Problem Statement in English

You’re given an array points where points[i] = [xi, yi] represents a point on the X-Y plane.

You start at the first point points[0] and you want to visit all the points in order. You can move according to these rules:

  • In one second, you can either:
    • Move vertically by one unit.
    • Move horizontally by one unit.
    • Move diagonally (which is defined as moving one unit vertically and one unit horizontally in one second).
  • You have to visit the points in the order they appear in the points array.

Return the minimum time in seconds to visit all the points.

Approach

You need to use a little visualization to understand the movement rules.

The key observation is that when moving from one point to another, you can take advantage of diagonal moves to minimize the total time.
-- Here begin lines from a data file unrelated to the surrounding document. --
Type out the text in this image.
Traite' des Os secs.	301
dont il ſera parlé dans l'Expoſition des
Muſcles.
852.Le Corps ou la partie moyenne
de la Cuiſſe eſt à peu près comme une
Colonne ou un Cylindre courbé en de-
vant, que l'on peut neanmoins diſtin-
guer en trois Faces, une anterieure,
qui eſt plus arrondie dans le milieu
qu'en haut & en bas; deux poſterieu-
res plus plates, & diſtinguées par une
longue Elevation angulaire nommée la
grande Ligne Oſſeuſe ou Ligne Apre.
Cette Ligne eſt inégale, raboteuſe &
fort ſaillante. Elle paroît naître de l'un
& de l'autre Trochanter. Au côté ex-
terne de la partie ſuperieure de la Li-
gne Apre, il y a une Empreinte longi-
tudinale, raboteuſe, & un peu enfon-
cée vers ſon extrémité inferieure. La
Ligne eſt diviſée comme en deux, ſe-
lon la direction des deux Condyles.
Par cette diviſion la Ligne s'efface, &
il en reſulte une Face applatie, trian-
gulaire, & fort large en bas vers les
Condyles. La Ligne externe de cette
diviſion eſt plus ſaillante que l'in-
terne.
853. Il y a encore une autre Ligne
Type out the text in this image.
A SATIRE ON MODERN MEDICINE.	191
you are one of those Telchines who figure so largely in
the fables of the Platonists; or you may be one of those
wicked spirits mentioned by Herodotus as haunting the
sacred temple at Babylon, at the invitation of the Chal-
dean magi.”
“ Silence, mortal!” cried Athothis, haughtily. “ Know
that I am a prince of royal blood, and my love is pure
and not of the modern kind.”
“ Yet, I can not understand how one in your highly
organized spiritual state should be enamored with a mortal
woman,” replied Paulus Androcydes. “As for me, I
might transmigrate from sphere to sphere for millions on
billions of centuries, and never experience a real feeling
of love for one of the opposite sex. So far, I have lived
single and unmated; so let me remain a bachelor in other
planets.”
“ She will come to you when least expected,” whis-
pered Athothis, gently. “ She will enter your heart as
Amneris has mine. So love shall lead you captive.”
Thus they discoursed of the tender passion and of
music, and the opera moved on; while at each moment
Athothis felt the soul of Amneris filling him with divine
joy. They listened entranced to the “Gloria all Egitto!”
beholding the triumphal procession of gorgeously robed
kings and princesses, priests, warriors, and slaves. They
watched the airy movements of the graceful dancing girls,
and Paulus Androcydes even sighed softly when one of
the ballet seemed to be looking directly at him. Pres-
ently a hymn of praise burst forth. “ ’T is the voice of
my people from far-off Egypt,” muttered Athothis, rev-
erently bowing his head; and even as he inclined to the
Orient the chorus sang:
The next question is probably, how do I figure out when to move diagonally, and how many diagonal moves should I make?

If you think about it, you can always just move horizontally and vertically. Further, moving diagonally is simply the combination an equal number of horizontal and vertical moves.

So let’s say you make $5$ left and $8$ down moves. This means that you can make $min(5, 8) = 5$ diagonal moves, and then you will have to make the remaining $3$ down moves. So net net, you’ve just made $5+ 3 = 8$ moves.

So all we do is pick each consecutive pair of points, and calculate the number of horizontal and vertical moves needed. The answer for that pair of points is simply the sum of diagonal moves (the minimum of the number of vertical and horizontal moves) and the remaining moves (remove the common value from both horizontal and vertical moves).

Solution in Python


class Solution:
    def minTimeToVisitAllPoints(self, points: List[List[int]]) -> int:
        res = 0

        for i in range(1, len(points)):
            x1, y1 = points[i - 1]
            x2, y2 = points[i]

            horizontal = abs(y2 - y1)
            vertical = abs(x2 - x1)

            common = min(vertical, horizontal)

            vertical -= common
            horizontal -= common

            res += vertical
            res += horizontal
            res += common

        return res

Complexity

  • Time: $O(n)$
    Since we just traverse the list of points once.

  • Space: $O(1)$
    Since we just use a few extra variables.

And we are done.